6 Things You Need to Know About Your Dental Insurance

When you think about insurance, you think about full coverage.  There are a lot of things to consider when it comes to insurance coverage, and all insurance plans are not created equal.  We purchase insurance to safeguard ourselves against unforeseen, large expenses.  Dental insurance provides a limited benefit for dental services. It is important to understand the unique differences of dental insurance when attempting to utilize its benefits.  Here are 6 things you need to know about your dental insurance.
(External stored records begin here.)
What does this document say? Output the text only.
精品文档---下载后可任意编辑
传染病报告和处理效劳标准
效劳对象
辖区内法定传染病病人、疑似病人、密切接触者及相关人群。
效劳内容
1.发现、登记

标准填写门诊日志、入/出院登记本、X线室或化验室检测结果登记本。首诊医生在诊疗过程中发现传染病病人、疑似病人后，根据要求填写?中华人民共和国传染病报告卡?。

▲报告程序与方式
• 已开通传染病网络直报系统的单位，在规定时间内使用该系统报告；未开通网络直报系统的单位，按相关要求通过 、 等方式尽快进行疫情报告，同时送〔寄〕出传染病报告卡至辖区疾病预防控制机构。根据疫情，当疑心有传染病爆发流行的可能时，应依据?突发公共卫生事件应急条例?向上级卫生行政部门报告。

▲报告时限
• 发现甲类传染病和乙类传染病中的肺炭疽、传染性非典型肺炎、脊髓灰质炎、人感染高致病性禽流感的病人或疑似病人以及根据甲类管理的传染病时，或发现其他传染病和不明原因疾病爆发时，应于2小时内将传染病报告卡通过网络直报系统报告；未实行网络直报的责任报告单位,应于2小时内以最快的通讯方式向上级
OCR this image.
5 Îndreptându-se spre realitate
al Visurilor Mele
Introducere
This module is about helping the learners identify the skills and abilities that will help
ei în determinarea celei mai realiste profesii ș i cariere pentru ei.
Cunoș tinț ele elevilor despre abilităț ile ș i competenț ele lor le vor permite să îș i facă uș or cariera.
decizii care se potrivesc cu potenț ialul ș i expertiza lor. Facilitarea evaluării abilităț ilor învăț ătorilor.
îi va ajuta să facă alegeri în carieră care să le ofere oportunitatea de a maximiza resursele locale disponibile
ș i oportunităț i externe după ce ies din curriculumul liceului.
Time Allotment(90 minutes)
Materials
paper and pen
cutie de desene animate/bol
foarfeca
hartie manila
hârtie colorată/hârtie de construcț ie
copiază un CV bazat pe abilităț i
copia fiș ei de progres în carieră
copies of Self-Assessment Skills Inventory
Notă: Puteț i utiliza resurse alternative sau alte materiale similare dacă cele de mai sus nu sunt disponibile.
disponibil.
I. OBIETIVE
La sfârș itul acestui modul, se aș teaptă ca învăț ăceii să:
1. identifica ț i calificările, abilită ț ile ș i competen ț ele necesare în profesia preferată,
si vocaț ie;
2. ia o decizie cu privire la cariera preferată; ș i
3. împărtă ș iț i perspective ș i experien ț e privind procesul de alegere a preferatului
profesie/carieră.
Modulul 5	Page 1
  1. Most insurance companies offer a variety of dental benefit plans with different features. Each plan a dental insurance company has is different.  Even if you and a friend use the same insurance company that does not guarantee that you will have the same plan or coverage.  If your plan is through your employer, the benefits have been determined by your employer in order to contain costs.  One plan may allow an x-ray every year while another only covers it once every 5 years.  Coverage or lack of coverage is not related to the medically necessity of the service.  Just because it is not covered does not mean you do not need it.
  2. Your dentist may not “participate” in your dental plans network. An office needs to be “contracted” with your insurance plan to be in network.  Being contracted is commonly referred to as being a “participating” or “preferred” provider. It really only means that the office has agreed to accepting a reduced fee from the insurance company and also must agree to the rules that the insurance company has created.  These rules are not always based on accepted clinical standards of care, but instead on the ways to minimize the insurance company’s expenses.  If the office is not contracted, they are considered out-of-network.  Some plans have very generous out-of-network benefits, some have limited, and some have none.  Sometimes is is more advantageous to use an out of network provider when the insurance plan restricts the procedures an in-network provider is allowed to perform on its members.  Stepping outside the insurance company’s network of “preferred” or “participating” providers allows for more freedom for you and your doctor to determine the best course of treatment for you.  It is important to consider more than your doctor’s network status with your plan when decided on treatment.

  1. There are two types of deductibles – Individual and Family. The amount a patient must pay “out of pocket” before insurance reimbursement begins is the deductible.  An example of an individual deductible is $50, family is $150.  If the family deductible is met (3 people in the family meeting the $50 individual deductible), then the deductible for all of the dependents on that plan has been met.  There are different levels of deductible depending on the provider’s network status.  Some visits and procedures are not subject to the deductible, meaning that payment by the insurer is immediately available for those services.   
  2. Dental benefits are calculated within a “benefit period”. Your plan could be based off of a calendar year (January-December), or a fiscal year (October-September).  Your annual maximum will be calculated based on the procedures completed during these times.  The annual maximum for dental insurance is much less than a medical insurance, which now since the implementation of the ACA is unlimited.  Annual benefits typically range from $1000 to $2000 for the year.  This means that the most your insurance will pay out in a calendar or fiscal year is that amount, leaving you responsible for all additional costs of treatment.  Dental maximums have not increased since they first appeared in the 1970s.
  3. Percent of coverage depends on the type of procedure needed. Preventative, restorative, basic and major all have different percentages of coverage.  They are not all covered equally.  Oral Surgery may have its own category or fit into major.  It all depends on the plan.  Many times Preventative is covered at 100% while restorative is at 50%, basic at 80%, and major at 50%, for example.  Again, the amount of coverage is plan specific. 
  4. Prior approval required or pre determination suggested. Your insurance may require an approval by their dental reviewer prior to services being rendered.  It is always helpful to submit a pre determination to get a better idea of coverage on expensive procedures, if possible.  By doing this, you will see the percent of coverage before beginning the procedure.  While it is not a guarantee of payment, obtaining a pre determination of benefits helps you to make an informed decision about any possible benefits your plan may extend for your procedure.  Some plans require a prior approval for certain procedures or if your age falls outside the accepted range for the procedure.  For example, some plans only cover extraction of wisdom teeth between the age of 15 and 30 years.  If you are 35, the plan requires your chart to be reviewed by a dental reviewer to determine if the plan will cover the procedure.  If the service is performed without the prior approval, the insurance company will deny the claim for payment.
  5. It is our hope that these 6 items will help explain dental insurance benefits.  Please feel free to ask any questions you may have concerning dental insurance coverage during your consultation appointment.